Nasa has launched a super-pressure balloon from New Zealand's South Island Wanaka Airport to conduct near-space scientific investigations.
The launch marks the fifth attempt to get the massive balloon airborne, with previous bids thwarted by bad weather, Nasa said.
Long-duration balloon flights at constant altitudes play an important role in providing inexpensive access to the near-space environment for science and technology.
The 532,000 cubic metre balloon is expected to circumnavigate the globe about the southern hemisphere's mid-latitudes once every one to three weeks, depending on wind speeds in the stratosphere. The aim is for it remain airborne for more than 100 days.
The 2,366kg super-pressure balloon was inflated with as much as 3,600kg of helium before it launched.
It cost $1.94m (£1.34m) to produce and will carry a $1.5m science payload, the Compton Spectrometer and Imager.

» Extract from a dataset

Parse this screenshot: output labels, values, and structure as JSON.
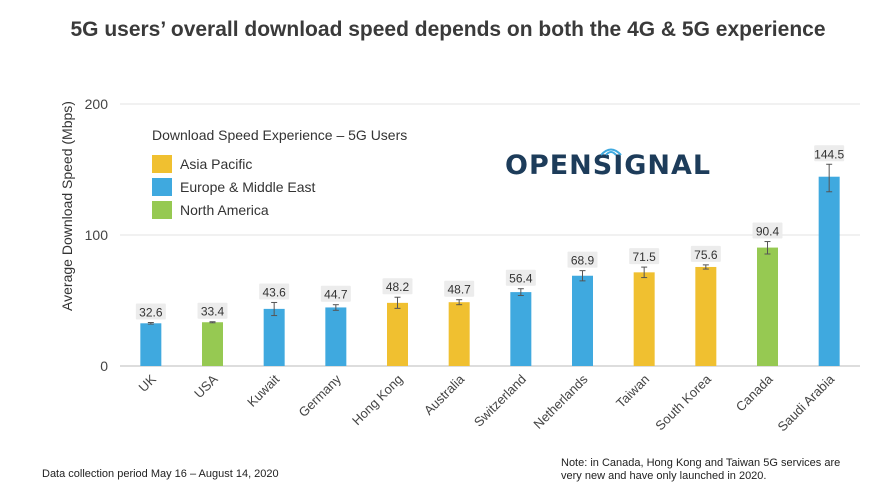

The gamma-ray imager will allow scientists from the USA and Taiwan to make new discoveries about the evolution of the universe.
According to Nasa, the balloon's operational float altitude is 33.5km and it will be visible from the ground, particularly at sunrise and sunset, in the southern hemisphere's mid-latitudes, such as Argentina and South Africa.

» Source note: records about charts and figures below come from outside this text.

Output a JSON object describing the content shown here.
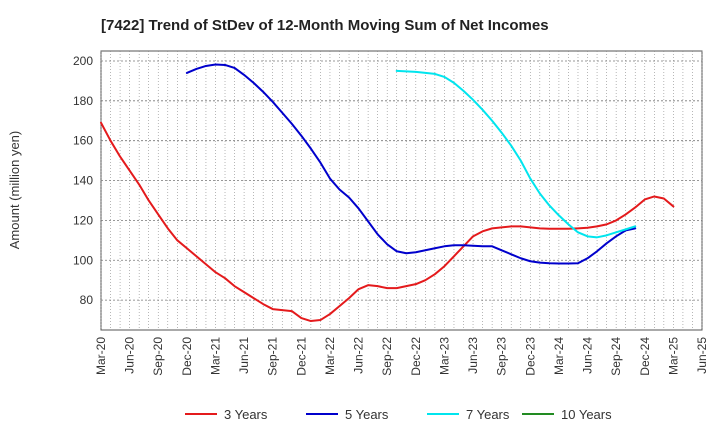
{
  "chart_data": {
    "type": "line",
    "title": "[7422]  Trend of StDev of 12-Month Moving Sum of Net Incomes",
    "ylabel": "Amount (million yen)",
    "xlabel": "",
    "ylim": [
      65,
      205
    ],
    "yticks": [
      80,
      100,
      120,
      140,
      160,
      180,
      200
    ],
    "xlim": [
      "2020-03",
      "2025-06"
    ],
    "xticks": [
      "Mar-20",
      "Jun-20",
      "Sep-20",
      "Dec-20",
      "Mar-21",
      "Jun-21",
      "Sep-21",
      "Dec-21",
      "Mar-22",
      "Jun-22",
      "Sep-22",
      "Dec-22",
      "Mar-23",
      "Jun-23",
      "Sep-23",
      "Dec-23",
      "Mar-24",
      "Jun-24",
      "Sep-24",
      "Dec-24",
      "Mar-25",
      "Jun-25"
    ],
    "grid": true,
    "legend_position": "bottom",
    "series": [
      {
        "name": "3 Years",
        "color": "#e41a1c",
        "points": [
          [
            "2020-03",
            169
          ],
          [
            "2020-04",
            160
          ],
          [
            "2020-05",
            152
          ],
          [
            "2020-06",
            145
          ],
          [
            "2020-07",
            138
          ],
          [
            "2020-08",
            130
          ],
          [
            "2020-09",
            123
          ],
          [
            "2020-10",
            116
          ],
          [
            "2020-11",
            110
          ],
          [
            "2020-12",
            106
          ],
          [
            "2021-01",
            102
          ],
          [
            "2021-02",
            98
          ],
          [
            "2021-03",
            94
          ],
          [
            "2021-04",
            91
          ],
          [
            "2021-05",
            87
          ],
          [
            "2021-06",
            84
          ],
          [
            "2021-07",
            81
          ],
          [
            "2021-08",
            78
          ],
          [
            "2021-09",
            75.5
          ],
          [
            "2021-10",
            75
          ],
          [
            "2021-11",
            74.5
          ],
          [
            "2021-12",
            71
          ],
          [
            "2022-01",
            69.5
          ],
          [
            "2022-02",
            70
          ],
          [
            "2022-03",
            73
          ],
          [
            "2022-04",
            77
          ],
          [
            "2022-05",
            81
          ],
          [
            "2022-06",
            85.5
          ],
          [
            "2022-07",
            87.5
          ],
          [
            "2022-08",
            87
          ],
          [
            "2022-09",
            86
          ],
          [
            "2022-10",
            86
          ],
          [
            "2022-11",
            87
          ],
          [
            "2022-12",
            88
          ],
          [
            "2023-01",
            90
          ],
          [
            "2023-02",
            93
          ],
          [
            "2023-03",
            97
          ],
          [
            "2023-04",
            102
          ],
          [
            "2023-05",
            107
          ],
          [
            "2023-06",
            112
          ],
          [
            "2023-07",
            114.5
          ],
          [
            "2023-08",
            116
          ],
          [
            "2023-09",
            116.5
          ],
          [
            "2023-10",
            117
          ],
          [
            "2023-11",
            117
          ],
          [
            "2023-12",
            116.5
          ],
          [
            "2024-01",
            116
          ],
          [
            "2024-02",
            115.8
          ],
          [
            "2024-03",
            115.8
          ],
          [
            "2024-04",
            115.8
          ],
          [
            "2024-05",
            116
          ],
          [
            "2024-06",
            116.3
          ],
          [
            "2024-07",
            117
          ],
          [
            "2024-08",
            118
          ],
          [
            "2024-09",
            120
          ],
          [
            "2024-10",
            123
          ],
          [
            "2024-11",
            126.5
          ],
          [
            "2024-12",
            130.5
          ],
          [
            "2025-01",
            132
          ],
          [
            "2025-02",
            131
          ],
          [
            "2025-03",
            127
          ]
        ]
      },
      {
        "name": "5 Years",
        "color": "#0000cc",
        "points": [
          [
            "2020-12",
            194
          ],
          [
            "2021-01",
            196
          ],
          [
            "2021-02",
            197.5
          ],
          [
            "2021-03",
            198.2
          ],
          [
            "2021-04",
            198
          ],
          [
            "2021-05",
            196.5
          ],
          [
            "2021-06",
            193
          ],
          [
            "2021-07",
            189
          ],
          [
            "2021-08",
            184.5
          ],
          [
            "2021-09",
            179.5
          ],
          [
            "2021-10",
            174
          ],
          [
            "2021-11",
            168.5
          ],
          [
            "2021-12",
            162.5
          ],
          [
            "2022-01",
            156
          ],
          [
            "2022-02",
            149
          ],
          [
            "2022-03",
            141
          ],
          [
            "2022-04",
            135.5
          ],
          [
            "2022-05",
            131.5
          ],
          [
            "2022-06",
            126
          ],
          [
            "2022-07",
            119.5
          ],
          [
            "2022-08",
            113
          ],
          [
            "2022-09",
            108
          ],
          [
            "2022-10",
            104.5
          ],
          [
            "2022-11",
            103.5
          ],
          [
            "2022-12",
            104
          ],
          [
            "2023-01",
            105
          ],
          [
            "2023-02",
            106
          ],
          [
            "2023-03",
            107
          ],
          [
            "2023-04",
            107.5
          ],
          [
            "2023-05",
            107.5
          ],
          [
            "2023-06",
            107.3
          ],
          [
            "2023-07",
            107
          ],
          [
            "2023-08",
            107
          ],
          [
            "2023-09",
            105
          ],
          [
            "2023-10",
            103
          ],
          [
            "2023-11",
            101
          ],
          [
            "2023-12",
            99.5
          ],
          [
            "2024-01",
            98.8
          ],
          [
            "2024-02",
            98.5
          ],
          [
            "2024-03",
            98.4
          ],
          [
            "2024-04",
            98.4
          ],
          [
            "2024-05",
            98.5
          ],
          [
            "2024-06",
            101
          ],
          [
            "2024-07",
            104.5
          ],
          [
            "2024-08",
            108.5
          ],
          [
            "2024-09",
            112
          ],
          [
            "2024-10",
            115
          ],
          [
            "2024-11",
            116
          ]
        ]
      },
      {
        "name": "7 Years",
        "color": "#00e5ee",
        "points": [
          [
            "2022-10",
            195
          ],
          [
            "2022-11",
            194.8
          ],
          [
            "2022-12",
            194.5
          ],
          [
            "2023-01",
            194
          ],
          [
            "2023-02",
            193.5
          ],
          [
            "2023-03",
            192
          ],
          [
            "2023-04",
            189
          ],
          [
            "2023-05",
            185
          ],
          [
            "2023-06",
            180.5
          ],
          [
            "2023-07",
            175.5
          ],
          [
            "2023-08",
            170
          ],
          [
            "2023-09",
            164
          ],
          [
            "2023-10",
            157.5
          ],
          [
            "2023-11",
            150
          ],
          [
            "2023-12",
            141
          ],
          [
            "2024-01",
            133.5
          ],
          [
            "2024-02",
            127.5
          ],
          [
            "2024-03",
            122.5
          ],
          [
            "2024-04",
            118
          ],
          [
            "2024-05",
            114
          ],
          [
            "2024-06",
            112
          ],
          [
            "2024-07",
            111.5
          ],
          [
            "2024-08",
            112.5
          ],
          [
            "2024-09",
            114
          ],
          [
            "2024-10",
            115.5
          ],
          [
            "2024-11",
            117
          ]
        ]
      },
      {
        "name": "10 Years",
        "color": "#228b22",
        "points": []
      }
    ]
  }
}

Nasa's balloon experts at its Columbia Scientific Balloon Facility will control balloon flight operations throughout the mission.
The current record for a Nasa super-pressure balloon flight is 54 days. Tuesday's launch was the second super-pressure balloon mission from Wanaka. The first launch took place on 27 March 2015, flying 32 days, 5 hours, and 51 minutes.
Interest in researching balloon technology has been increasing in recent times.
Last year Google launched internet-beaming balloons into the sky over Indonesia in order to boost online access in the country.
Helium balloons are also attracting interest in the airborne transport sector with the recent launch of the 92m-long Airlander 10, a hybrid aircraft using elements of both planes and airships.